Kira2 beberapa meter mereka
menjerbu madju, karena langkah pemakai Siang-to itu lebih gesit dan tjepat,
segera ia mengisar kebelakang Hiat-to Lotji, dengan demikian mereka lantas
menggentjet paderi itu dari muka dan belakang sambil mem-bentak2.
Tapi sedikit Hiat-to Lotjo
mengegos, batjokan Siang-to lawan sudah terhindar. Setelah berkelit pula
beberapa kali dari serangan lawan sambil goloknja tetap tergigit dimulut, suatu
ketika, se-konjong2 dengan tangan kiri ia memegang garan goloknja jang tipis
dan lemas itu, sekali ia mengajun, kontan kepala lawan jang memakai Kim-pian
itu terpapas separoh.
Habis membunuh seorang, segera
paderi tua itu menggigit goloknja dengan mulut.
Keruan lawan jang memakai
Siang-to itu terperandjat dan berduka pula, ia mendjadi nekat djuga, ia putar
sepasang goloknja sekentjang kitiran dan merangsang madju.
Tapi Hiat-to Lotjo dengan
seenaknja dapat menjusur kian kemari dibawah sinar golok lawan itu. Se-konjong2
ia memegang goloknja lagi, sekali ini dengan tangan kanan, dan sekali tabas,
tahu2 lawan telah terbatjok mati.
Serentak para pendekar
mendjerit takut dan mundur kebelakang. Tertampak paderi tua itu menggigit golok
jang berlumuran darah, mulutnja berlepotan darah pula, sikapnja beringas
menjeramkan.
Walaupun djeri, namun para
pendekar itu sudah bertekad sehidup-semati, maka betapa pun mereka pantang
lari. Dengan mem-bentak2, kembali ada empat orang menerdjang madju lagi terbagi
dari empat djurusan.
Mendadak Hiat-to Lotjo lari
kearah barat. Dengan sendirinja keempat lawannja serentak mengedjar, begitu
pula pendekar2 jang lainpun ikut mengudak sambil mem-bentak2.

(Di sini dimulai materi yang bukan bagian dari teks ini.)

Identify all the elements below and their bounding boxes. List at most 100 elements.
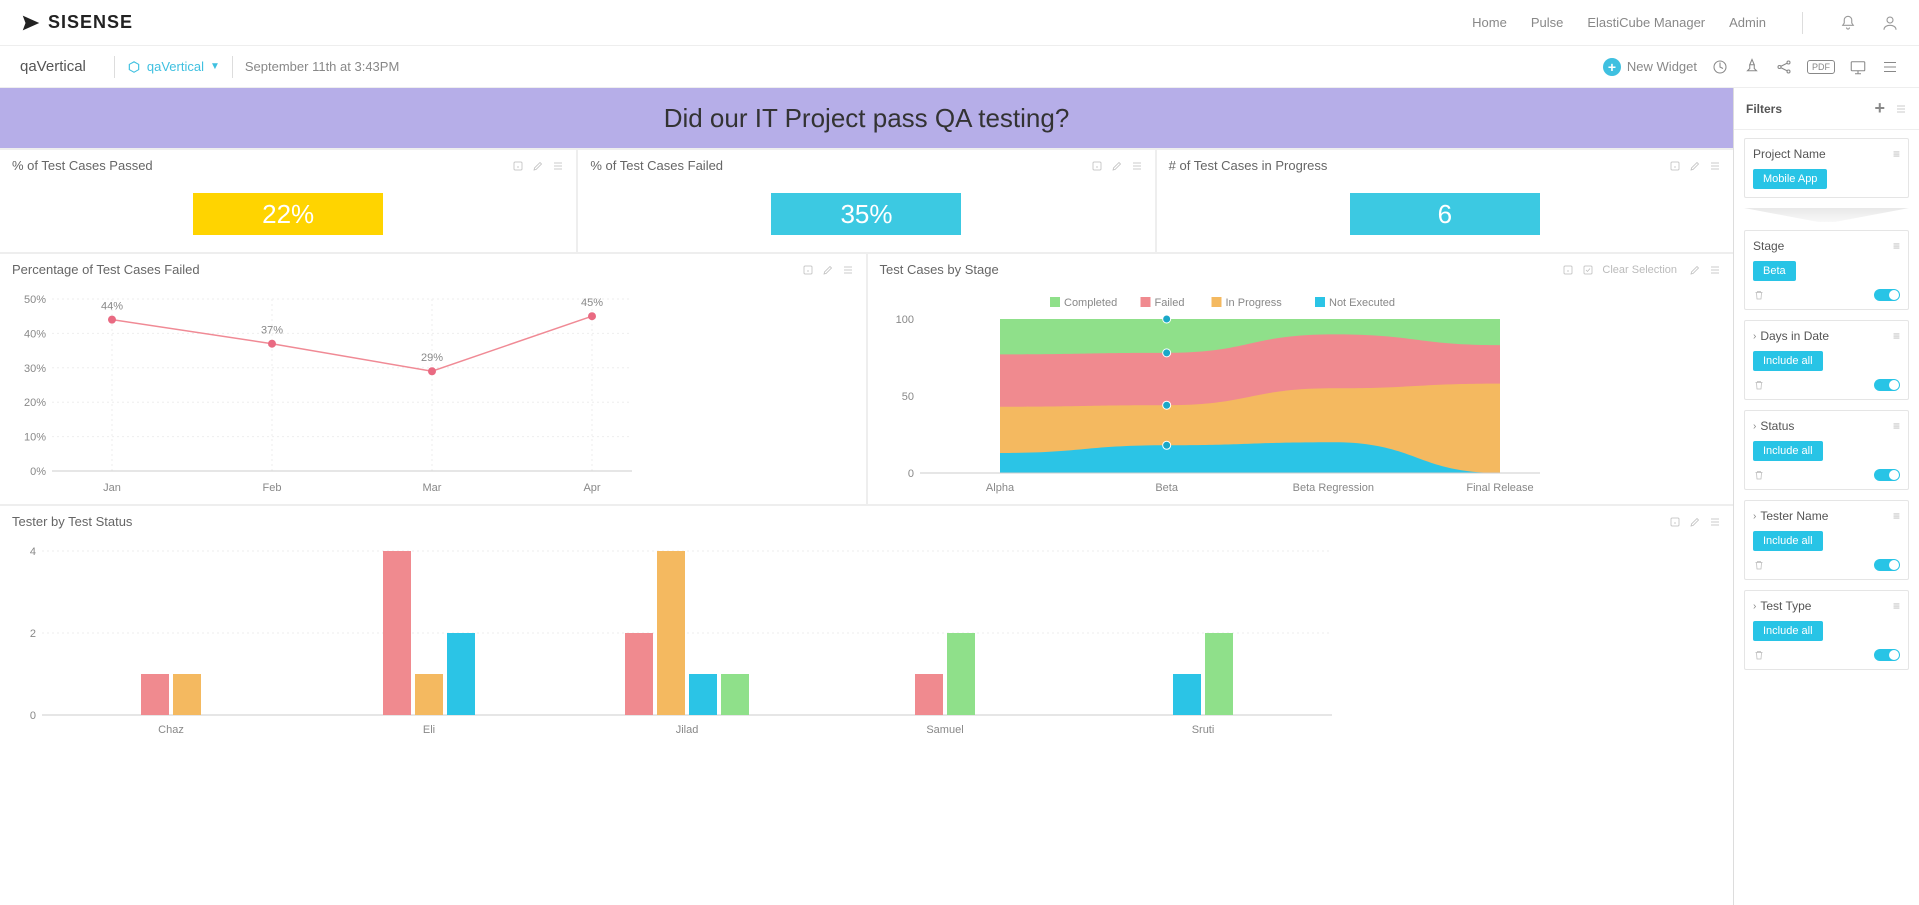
menu-icon[interactable] — [1131, 160, 1143, 172]
kpi-inprogress-title: # of Test Cases in Progress — [1169, 158, 1669, 173]
filter-chip[interactable]: Beta — [1753, 261, 1796, 281]
kpi-failed-value: 35% — [771, 193, 961, 235]
svg-text:10%: 10% — [24, 432, 46, 444]
info-icon[interactable] — [802, 264, 814, 276]
filter-chip[interactable]: Mobile App — [1753, 169, 1827, 189]
share-icon[interactable] — [1775, 58, 1793, 76]
filter-menu-icon[interactable]: ≡ — [1893, 147, 1900, 161]
svg-text:50: 50 — [901, 391, 913, 403]
menu-icon[interactable] — [1881, 58, 1899, 76]
svg-text:44%: 44% — [101, 301, 123, 313]
caret-icon: › — [1753, 421, 1756, 432]
toggle-switch[interactable] — [1874, 379, 1900, 391]
svg-text:0: 0 — [30, 710, 36, 722]
pencil-icon[interactable] — [1689, 160, 1701, 172]
svg-text:Sruti: Sruti — [1192, 724, 1215, 736]
caret-icon: › — [1753, 511, 1756, 522]
svg-text:Beta Regression: Beta Regression — [1292, 482, 1373, 494]
filter-label[interactable]: › Test Type — [1753, 599, 1900, 613]
menu-icon[interactable] — [1709, 264, 1721, 276]
pdf-button[interactable]: PDF — [1807, 60, 1835, 74]
svg-text:100: 100 — [895, 314, 913, 326]
chevron-down-icon: ▼ — [210, 61, 220, 72]
menu-icon[interactable] — [842, 264, 854, 276]
info-icon[interactable] — [1091, 160, 1103, 172]
toggle-switch[interactable] — [1874, 469, 1900, 481]
svg-text:Alpha: Alpha — [985, 482, 1014, 494]
nav-pulse[interactable]: Pulse — [1531, 15, 1564, 30]
monitor-icon[interactable] — [1849, 58, 1867, 76]
pencil-icon[interactable] — [1111, 160, 1123, 172]
bell-icon[interactable] — [1839, 14, 1857, 32]
filter-wedge — [1744, 208, 1909, 222]
pin-icon[interactable] — [1743, 58, 1761, 76]
svg-text:Samuel: Samuel — [926, 724, 963, 736]
nav-home[interactable]: Home — [1472, 15, 1507, 30]
plus-icon: + — [1603, 58, 1621, 76]
filter-chip[interactable]: Include all — [1753, 351, 1823, 371]
filter-label[interactable]: › Days in Date — [1753, 329, 1900, 343]
filter-chip[interactable]: Include all — [1753, 441, 1823, 461]
filter-chip[interactable]: Include all — [1753, 531, 1823, 551]
info-icon[interactable] — [1669, 516, 1681, 528]
trash-icon[interactable] — [1753, 469, 1765, 481]
svg-text:Not Executed: Not Executed — [1329, 297, 1395, 309]
svg-text:Apr: Apr — [583, 482, 600, 494]
menu-icon[interactable] — [552, 160, 564, 172]
caret-icon: › — [1753, 331, 1756, 342]
svg-text:Mar: Mar — [423, 482, 442, 494]
filters-title: Filters — [1746, 102, 1782, 116]
filter-chip[interactable]: Include all — [1753, 621, 1823, 641]
cube-selector[interactable]: qaVertical ▼ — [127, 59, 220, 74]
trash-icon[interactable] — [1753, 289, 1765, 301]
toggle-switch[interactable] — [1874, 649, 1900, 661]
toggle-switch[interactable] — [1874, 289, 1900, 301]
bar-chart: 024ChazEliJiladSamuelSruti — [12, 541, 1352, 741]
info-icon[interactable] — [512, 160, 524, 172]
filter-menu-icon[interactable]: ≡ — [1893, 599, 1900, 613]
svg-text:Failed: Failed — [1154, 297, 1184, 309]
menu-icon[interactable] — [1709, 160, 1721, 172]
filter-menu-icon[interactable]: ≡ — [1893, 509, 1900, 523]
add-filter-icon[interactable]: + — [1874, 98, 1885, 119]
info-icon[interactable] — [1562, 264, 1574, 276]
check-icon[interactable] — [1582, 264, 1594, 276]
info-icon[interactable] — [1669, 160, 1681, 172]
svg-text:Jan: Jan — [103, 482, 121, 494]
filter-menu-icon[interactable]: ≡ — [1893, 239, 1900, 253]
trash-icon[interactable] — [1753, 559, 1765, 571]
filter-menu-icon[interactable]: ≡ — [1893, 419, 1900, 433]
refresh-icon[interactable] — [1711, 58, 1729, 76]
nav-links: Home Pulse ElastiCube Manager Admin — [1472, 12, 1899, 34]
kpi-inprogress-value: 6 — [1350, 193, 1540, 235]
kpi-inprogress: # of Test Cases in Progress 6 — [1157, 150, 1733, 252]
banner: Did our IT Project pass QA testing? — [0, 88, 1733, 148]
filters-menu-icon[interactable] — [1895, 103, 1907, 115]
pencil-icon[interactable] — [1689, 264, 1701, 276]
pencil-icon[interactable] — [1689, 516, 1701, 528]
svg-text:Completed: Completed — [1064, 297, 1117, 309]
menu-icon[interactable] — [1709, 516, 1721, 528]
filter-group: › Test Type ≡ Include all — [1744, 590, 1909, 670]
filter-menu-icon[interactable]: ≡ — [1893, 329, 1900, 343]
nav-elasticube[interactable]: ElastiCube Manager — [1587, 15, 1705, 30]
new-widget-button[interactable]: + New Widget — [1603, 58, 1697, 76]
toggle-switch[interactable] — [1874, 559, 1900, 571]
svg-text:37%: 37% — [261, 325, 283, 337]
svg-text:45%: 45% — [581, 297, 603, 309]
clear-selection[interactable]: Clear Selection — [1602, 264, 1677, 276]
trash-icon[interactable] — [1753, 379, 1765, 391]
filter-label[interactable]: › Tester Name — [1753, 509, 1900, 523]
filter-label[interactable]: Stage — [1753, 239, 1900, 253]
trash-icon[interactable] — [1753, 649, 1765, 661]
top-nav: SISENSE Home Pulse ElastiCube Manager Ad… — [0, 0, 1919, 46]
filter-label[interactable]: › Status — [1753, 419, 1900, 433]
user-icon[interactable] — [1881, 14, 1899, 32]
timestamp: September 11th at 3:43PM — [245, 59, 399, 74]
filter-label[interactable]: Project Name — [1753, 147, 1900, 161]
kpi-failed-title: % of Test Cases Failed — [590, 158, 1090, 173]
pencil-icon[interactable] — [822, 264, 834, 276]
nav-admin[interactable]: Admin — [1729, 15, 1766, 30]
pencil-icon[interactable] — [532, 160, 544, 172]
line-chart: 0%10%20%30%40%50%JanFebMarApr44%37%29%45… — [12, 289, 652, 499]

Hanja dalam beberapa meter
djauhnja, tertampaklah tjepat dan lambat keempat pengedjar itu, jang dua dapat
mendahului didepan dan dua orang lainnja ketinggalan dibelakang.
Rupanja itulah jang diinginkan
Hiat-to Lotjo, mendadak ia berhenti lari kedepan, sebaliknja terus menjerbu
kembali. Dimana sinar merah berkelebat, tahu2 kedua lawan didepan itu sudah
terbinasa dibawah goloknja. Dan sedikit tertegun kedua orang jang menjusul dari
belakang itu, tahu2 leher mereka djuga sudah berkenalan dengan golok sipaderi
tua, tanpa ampun lagi kepala mereka berpisah dengan tuannja.